Real time collaborative editing - how does it work?

I'm writing an application in which I'd like to have near real time collaborative editing features for documents (Very similar to Google Documents style editing).

I'm aware of how to keep track of cursor position, that's simple. Just poll the server ever half second or second with the current user id, filename, line number and row number which can be stored in a database, and the return value of this polling request is the position of other user's cursors.

What I don't know how to do is update the document in such a way that it won't throw your cursor off and force a full reload as that would be far to slow for my purposes.

This really only has to work in Google Chrome, preferably Firefox as well. I don't need to support any other browser.


Solution 1:

The algorithm used behind the scenes for merging collaborative edits from multiple peers is called operational transformation. It's not trivial to implement though.
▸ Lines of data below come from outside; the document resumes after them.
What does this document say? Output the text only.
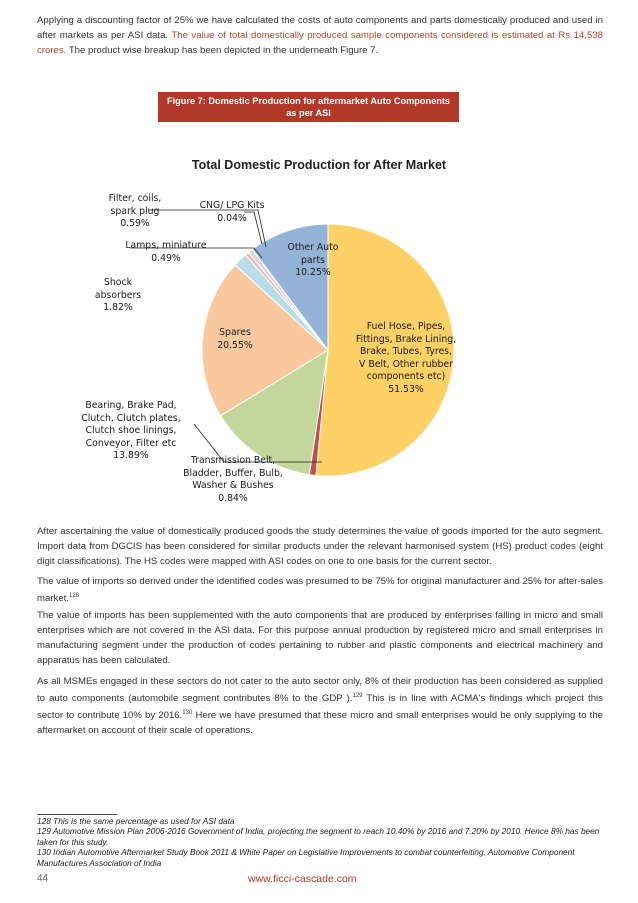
Applying a discounting factor of 25% we have calculated the costs of auto components and parts domestically produced and used in after markets as per ASI data. The value of total domestically produced sample components considered is estimated at Rs 14,538 crores. The product wise breakup has been depicted in the underneath Figure 7.

Figure 7: Domestic Production for aftermarket Auto Components
as per ASI
Total Domestic Production for After Market
Fuel Hose, Pipes,
Fittings, Brake Lining,
Brake, Tubes, Tyres,
V Belt, Other rubber
components etc)
51.53%
Transmission Belt,
Bladder, Buffer, Bulb,
Washer & Bushes
0.84%
Bearing, Brake Pad,
Clutch, Clutch plates,
Clutch shoe linings,
Conveyor, Filter etc
13.89%
Spares
20.55%
Shock
absorbers
1.82%
Lamps, miniature
0.49%
Filter, coils,
spark plug
0.59%
CNG/ LPG Kits
0.04%
Other Auto
parts
10.25%

After ascertaining the value of domestically produced goods the study determines the value of goods imported for the auto segment. Import data from DGCIS has been considered for similar products under the relevant harmonised system (HS) product codes (eight digit classifications). The HS codes were mapped with ASI codes on one to one basis for the current sector.

The value of imports so derived under the identified codes was presumed to be 75% for original manufacturer and 25% for after-sales market.$^{128}$

The value of imports has been supplemented with the auto components that are produced by enterprises falling in micro and small enterprises which are not covered in the ASI data. For this purpose annual production by registered micro and small enterprises in manufacturing segment under the production of codes pertaining to rubber and plastic components and electrical machinery and apparatus has been calculated.

As all MSMEs engaged in these sectors do not cater to the auto sector only, 8% of their production has been considered as supplied to auto components (automobile segment contributes 8% to the GDP ).$^{129}$ This is in line with ACMA's findings which project this sector to contribute 10% by 2016.$^{130}$ Here we have presumed that these micro and small enterprises would be only supplying to the aftermarket on account of their scale of operations.

128 This is the same percentage as used for ASI data

129 Automotive Mission Plan 2006-2016 Government of India, projecting the segment to reach 10.40% by 2016 and 7.20% by 2010. Hence 8% has been taken for this study.

130 Indian Automotive Aftermarket Study Book 2011 & White Paper on Legislative Improvements to combat counterfeiting, Automotive Component Manufactures Association of India

44	www.ficci-cascade.com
See also this question for useful links.

Solution 2:

Real time collaborative editing requires several things to be effective. Most of the other answers here focus on only one aspect of the problem; namely distributed state (aka shared-mutable-state). Operational Transformation (OT), Conflict-Free Replicated Data Types (CRDT), Differential Synchronization, and other related technologies are all approaches to achieving near-real-time distributed state. Most focus on eventual consistency, which allow temporary divergences of each of the participants state, but guarantee that each participants state will eventually converge when editing stops. Other answers have mentioned several implementations of these technologies.

However, once you have shared mutable state, you need several other features to provide a reasonable user experience. Examples of these additional concepts include:

  • Identity: Who the people you are collaborating with are.
  • Presence: Who is currently "here" editing with you now.
  • Communication: Chat, audio, video, etc., that allow users to coordinate actions
  • Collaborative Cueing: Features that give indications as to what the other participants are doing and/or are about to do.

Shared cursors and selections are examples of Collaborative Cueing (a.k.a Collaboration Awareness). They help users understand the intentions and likely next actions of the other participants. The original poster was partly asking about the interplay between shared mutable state and collaborative cueing. This is important because the location of a cursor or selection in a document is typically described via locations within the document. The issue is that the location of a cursor (for example) is dependent on the context of the document. When I say my cursor is at index 37, that means character 37 in the document I am looking at. The document you may have right now may be different than mine, due to your edits or those of other users, and therefore index 37 in your document may not be correct.

So the mechanism you use to distribute cursor locations must be somehow integrated into or at least aware of the mechanism of the system that provides concurrency control over the shared mutable state. One of the challenges today is that while there are many OT / CRDT, bidirectional messaging, chat, and other libraries out there, they are isolated solutions that are not integrated. This makes it hard to build an end user system that provides a good user experience, and often results in technical challenges left to the developer to figure out.

Ultimately, to implement an effective real time collaborative editing system, you need to consider all of these aspects; and we haven't even discussed history, authorization, application level conflict resolution, and many other facets. You must build or find technologies that support each of these concepts in a way that make sense for your use case. Then you must integrate them.

The good news is that applications that support collaborative editing are becoming much more popular. Technologies that support building them are maturing and new ones are becoming available every month. Firebase was one of the first solutions that tried to wrap in many of these concepts into an easy to use API. A new-comer Convergence (full disclosure, I am a founder of Convergence Labs), provides an all-in-one API that supports the majority of these collaborative editing facets and can significantly reduce the time, cost, and complexity of building real time collaborative editing apps.

Solution 3:

You don't need xmpp or wave for this necessarily. Most of the work on an opensource implementation called infinote already have been done with jinfinote ( https://github.com/sveith/jinfinote). Jinfinote was recently also ported to python ( https://github.com/phrearch/py-infinote) to handle concurrency and document state centrally. I currently use both within the hwios project ( https://github.com/phrearch/hwios), which relies on websockets and json transport. You don't want really want to use polling for these kind of applications. Also xmpp seems to complicate things unnecessarily imo.